WiFi Networks – 802.11AC

March 27, 2014

WiFi Networks were predominantly used by people with laptop computers just a few years ago. Now, people of all ages from 2 to 102 use laptops, plus tablets, ipads, ipods, smart phones and other hand held devices sending more and more data traffic across WiFi networks. As a result, the usage of WiFi networks has grown exponentially.
As data traffic increased, the WiFi systems supporting that traffic increased the bandwidth and throughput to respond to the expanding need. In 15 years, we have migrated from 11 Mbps 802.11b (1999) to 54 Mbps 802.11a (1999), to 802.11g (2003), then to 300/450 Mbps 802.11n (2009) and most recently available, to 1,300+ Mbps 802.11AC (January 2014).
The need for speed is ever-growing, so whether for a new installation or an upgrade, installing the fastest/latest system is definitely a smart decision, especially considering history shows an ever expanding need for speed, and recognizing that your next upgrade is many years out.
Meet the new 802.11AC HSIA System
  • Speed – 3 times (and potentially significantly more) faster than the latest current systems – 802.11n.
  • Capacity – delivers more data to more devices simultaneously than 802.11n and all predecessors.
  • Frequency – Wi-Fi Frequency Band 5.0 GHz, with WAPs typically supporting 2.4 GHz band as well to accommodate client devices using that band.
  • Time Savings – Saves waiting time on large downloads.
  • Overall Experience – Improves experience watching streaming content such as videos.
Let’s consider the decision to migrate to 802.11AC in a hotel, although this migration is true for and can be implemented in any commercial environment.
The hotel had WAPs (Wireless Access Points) installed one per every twelve rooms and there was no wired internet.

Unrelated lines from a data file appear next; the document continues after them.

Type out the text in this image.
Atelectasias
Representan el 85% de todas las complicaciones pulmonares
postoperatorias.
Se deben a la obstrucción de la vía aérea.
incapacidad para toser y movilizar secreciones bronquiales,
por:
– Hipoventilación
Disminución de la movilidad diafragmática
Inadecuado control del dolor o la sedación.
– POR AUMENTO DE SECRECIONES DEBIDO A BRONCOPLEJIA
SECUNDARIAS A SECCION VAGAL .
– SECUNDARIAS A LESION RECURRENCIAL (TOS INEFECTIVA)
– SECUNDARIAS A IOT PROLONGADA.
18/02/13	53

Management constantly received bitter complains from the guests. The internet was often slow, connections were dropping and hand-held devices had spotty coverage. The hotel management was also acutely aware that they were losing some clientele who were required to have wired connections by their employers (security issues). During times when the hotel’s ISP circuit connection was lost (even for a short time), the front desk was bombarded with phone calls about internet connections being dead.
Negative reviews regarding the internet trouble started to appear on their rating web site  which fueled the turn for the worst. Perhaps worst of all is that the kids pushed parents to move to one of the hotel’s competitors, where Wi-Fi coverage for their ipads/ipods and tablets was better according to on-line reviews.
The hotel, which had  been thriving in the recent past, started to struggle. Management decided to hire a knowledgeable and trustworthy technology consultant company to help their plight.
After performing their due diligence, the consultants came up with recommendations:
  1. Place dual-band (5.0/2.4 GHz) 802.11AC WAP for every four rooms. Though AC standard operate at 5 GHZ band only, 2.4 GHz band will be covered for client devices operating in that band.
  2. Wire each WAP with two Category 6A (capable of 10 Gbps each) cables. One cable will be supporting current needs and second will be there to support future ever-growing need and help avoid re-cabling several years from now.
  3. Install hardwired internet in the guestrooms on the first floor where the ceilings are high and pathways are more open as the upper floors only feature narrow soffits in the hallways.
  4. Install second Internet circuit with the different ISP and connect them with load balancer, so if one circuit goes down, there still will be internet in the building. This also provides for higher bandwidth which improves the connection speed.
The plan was approved and funded. The cabling vendor installed the cabling, HSIA vendor installed new equipment, and an alternate ISP installed the circuit. Finally, the system was commissioned and turned operational.
The results of correcting the inadequate WiFi coverage were seen quickly. Guests were now happy, occupancy rates increased, the hotel started to see higher average per room charges, and the bottom line started to outshine even their best prior days. The new internet system paid for itself in just a few months. Clearly, the Hotel made a right decision.
Evaluating the hotel’s customer satisfaction and guest experience as recently as 2 decades ago did not have to consider WiFi. However, a hotel operating in 2014 is largely dependent on the quality of its WiFi networks. Many if not most families will not choose a hotel if the internet service is perceived to be inadequate. This is certainly true for groups who will not return to a hotel with poor WiFi coverage.
Installing an HSIA system that can handle increasing demand is no longer a ‘nice-to-have’ consideration for any new commercial project.   And depending on the needs of the facility or campus, and the age of the current infrastructure, it may be time to evaluate the existing HSIA system.
The time to consider the newest 802.11AC system is here for any new project.  NTI can help with that. And if the existing system is 5 or more years old, the best news may be that the solution is far less painful than many may think, and as the above case study shows, the benefits are well worth the effort.